Elizabethan Jackets

You ever start out doing something that’s supposed to be simple and you end up in waaaaay over your head?

Yeah.  Welcome to my last couple days.

I have 2 yards of a lovely changeable apricot/olive green silk that I bought at Discount Fabrics before I moved– technically it’s a shantung/dupioni silk with slubs, but it’s pretty non-slubby so I figure it’s close enough that I can use it.  I figured it would make a great waistcoat-jacket-doublet thing to wear over my kirtle and under my fitted gown when it’s cold and I need an extra layer.  I can also wear it alone with the kirtle if I don’t want to deal with the gown and separate sleeves and the kirtle stomacher.  Ok, cool.

Hang on a sec though– for this I’m aiming for 1570s-1580s English gentry woman– not nobility but someone with enough money to afford nice clothes.  Maybe a wealthy lawyer’s daughter.  But when did jackets start to show up?  How were they constructed?

We have extant examples of embroidered jackets with godets forming the skirt portion (and no waist seam)

margaret laton jacket

maidstone_jacket

However these are fancier than I’m aiming for (I do not currently have a spare 2,000 hours to embroider one) and also usually dated to 1600-1610– 20 to 30 years off from the rest of my outfit.

A bunch of Aertsen paintings show waistcoat-y jacket-y things starting in around 1560

Screenshot 2019-07-10 11.32.23

 

This looks plausibly like a waistcoat!  Sadly the bottom is covered by her apron, so it’s not entirely clear how long it is or if it has godets.

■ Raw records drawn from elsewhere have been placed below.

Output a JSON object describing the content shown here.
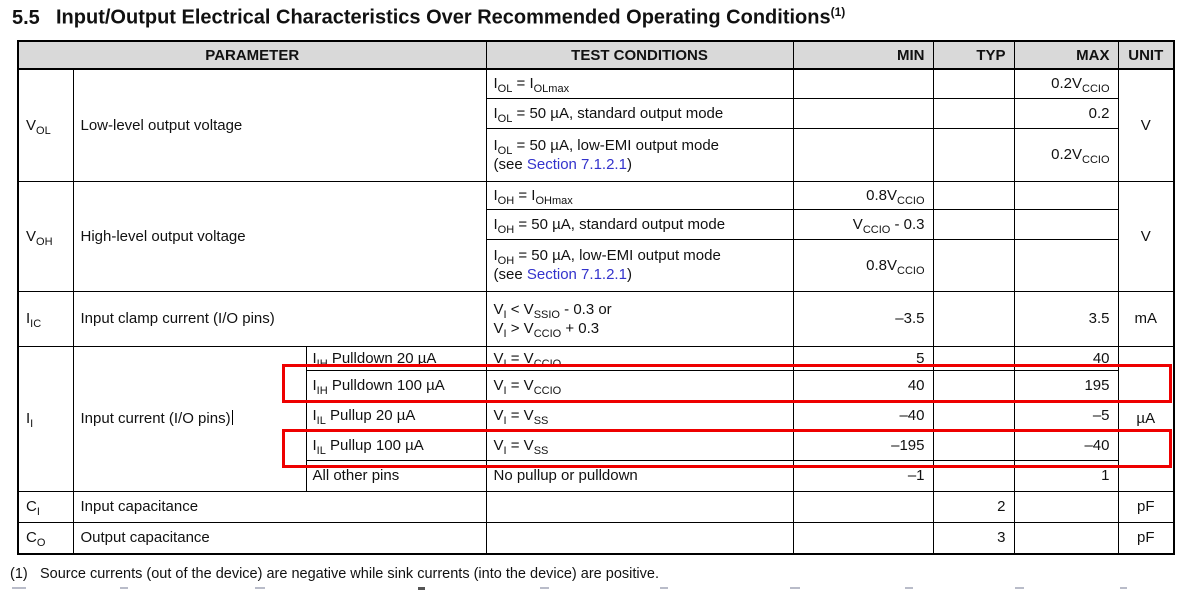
{
  "colors": {
    "header_bg": "#d9d9d9",
    "link": "#3333cc",
    "highlight": "#ee0000"
  },
  "title": {
    "section": "5.5",
    "text": "Input/Output Electrical Characteristics Over Recommended Operating Conditions",
    "footnote_ref": "(1)"
  },
  "table": {
    "header": {
      "parameter": "PARAMETER",
      "test_conditions": "TEST CONDITIONS",
      "min": "MIN",
      "typ": "TYP",
      "max": "MAX",
      "unit": "UNIT"
    },
    "vol": {
      "symbol": "V_{OL}",
      "name": "Low-level output voltage",
      "unit": "V",
      "rows": [
        {
          "cond": "I_{OL} = I_{OLmax}",
          "min": "",
          "typ": "",
          "max": "0.2V_{CCIO}"
        },
        {
          "cond": "I_{OL} = 50 µA, standard output mode",
          "min": "",
          "typ": "",
          "max": "0.2"
        },
        {
          "cond": "I_{OL} = 50 µA, low-EMI output mode",
          "see_prefix": "(see ",
          "see_link": "Section 7.1.2.1",
          "see_suffix": ")",
          "min": "",
          "typ": "",
          "max": "0.2V_{CCIO}"
        }
      ]
    },
    "voh": {
      "symbol": "V_{OH}",
      "name": "High-level output voltage",
      "unit": "V",
      "rows": [
        {
          "cond": "I_{OH} = I_{OHmax}",
          "min": "0.8V_{CCIO}",
          "typ": "",
          "max": ""
        },
        {
          "cond": "I_{OH} = 50 µA, standard output mode",
          "min": "V_{CCIO} - 0.3",
          "typ": "",
          "max": ""
        },
        {
          "cond": "I_{OH} = 50 µA, low-EMI output mode",
          "see_prefix": "(see ",
          "see_link": "Section 7.1.2.1",
          "see_suffix": ")",
          "min": "0.8V_{CCIO}",
          "typ": "",
          "max": ""
        }
      ]
    },
    "iic": {
      "symbol": "I_{IC}",
      "name": "Input clamp current (I/O pins)",
      "cond_line1": "V_{I} < V_{SSIO} - 0.3 or",
      "cond_line2": "V_{I} > V_{CCIO} + 0.3",
      "min": "–3.5",
      "typ": "",
      "max": "3.5",
      "unit": "mA"
    },
    "ii": {
      "symbol": "I_{I}",
      "name": "Input current (I/O pins)",
      "unit": "µA",
      "rows": [
        {
          "sub": "I_{IH} Pulldown 20 µA",
          "cond": "V_{I} = V_{CCIO}",
          "min": "5",
          "typ": "",
          "max": "40",
          "highlighted": false
        },
        {
          "sub": "I_{IH} Pulldown 100 µA",
          "cond": "V_{I} = V_{CCIO}",
          "min": "40",
          "typ": "",
          "max": "195",
          "highlighted": true
        },
        {
          "sub": "I_{IL} Pullup 20 µA",
          "cond": "V_{I} = V_{SS}",
          "min": "–40",
          "typ": "",
          "max": "–5",
          "highlighted": false
        },
        {
          "sub": "I_{IL} Pullup 100 µA",
          "cond": "V_{I} = V_{SS}",
          "min": "–195",
          "typ": "",
          "max": "–40",
          "highlighted": true
        },
        {
          "sub": "All other pins",
          "cond": "No pullup or pulldown",
          "min": "–1",
          "typ": "",
          "max": "1",
          "highlighted": false
        }
      ]
    },
    "ci": {
      "symbol": "C_{I}",
      "name": "Input capacitance",
      "min": "",
      "typ": "2",
      "max": "",
      "unit": "pF"
    },
    "co": {
      "symbol": "C_{O}",
      "name": "Output capacitance",
      "min": "",
      "typ": "3",
      "max": "",
      "unit": "pF"
    }
  },
  "footnote": {
    "number": "(1)",
    "text": "Source currents (out of the device) are negative while sink currents (into the device) are positive."
  }
}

Screenshot 2019-07-10 11.32.54

This lady is sadly far in the background of this scene so she doesn’t have a ton of detail, but she’s clearly wearing some kind of jacket with an apron tied over it, and a skirt that is a different color.  It doesn’t look like it has much of a collar but I can’t tell anything about waist seams/peplums/skirts/godets.

Screenshot 2019-07-10 11.34.06

This one is a little bit different.  For one, it has puffy sleeves that are clearly gathered into the sleeve head, while the others have sleeves that are smoothly set-in.  You can also see that it has peplum-y skirt tabs instead of inserted godets, which is the first actual depiction of the bottom of a jacket that we’ve actually been able to see.

So having looked a bit at extant garments and period depictions of garments, I decided to cheat a little bit.  This is not an area that I’m actually interested in doing a ton of research in!  I just want a jacket to wear under my gown, dammit. So I started looking at what other reenactors and costume historians have done to make these.

Laura Mellin lists jackets with godets as something worn by English women in the 1580s.  Samantha McCarty has made one for her work at Jamestown, and there’s a pattern for one in the Tudor Tailor.  However when I spoke to Daniel Rosen, who has worked at the Plymouth Plantation as a tailor, he states that there’s no evidence of non-embroidered jackets with godets, and that they didn’t exist prior to 1600.  The jackets in Aertsen paintings just flare from the waist using the fabric that is present.

So now I have four people that I trust implicitly in terms of their research and they don’t agree with each other, and I really don’t have the bandwidth to dig too deeply into this.

Logical supposition– if embroidered jackets with godets existed, there were likely non-embroidered versions that did not survive.

Less-logical supposition– based on the Aertsen paintings it doesn’t look like these jackets end at the waist, so they must have some sort of skirt/peplum/tab thing.  We have one obvious depiction of tabs, but given the puffy sleeves I’m more inclined to call that style a doublet than a jacket (the differentiation has to do with front points and stiffening and it’s a whole things).

Logical supposition– Ok, well, if they don’t end at the waist they have to flare somehow otherwise they won’t fit over the skirts and hips and bum rolls etc.

Godets are a logical explanation, and we don’t have evidence against them.  Given the fairly extreme hip-spring in some of these paintings and skirts, I’m not convinced we can get enough flare without them.  But…. come on, they’re a pain.

So here’s my plan.  I took the Tudor Tailor pattern and scaled it so that it will hopefully fit me, and cut slits where the godets would be inserted.  I’m going to try the mock-up on over my kirtle and see how much flare is actually needed and whether I think I can get that without godets.  If I can’t, well, ladies in 1560s Antwerp probably couldn’t either.  Yay for experimental archeology!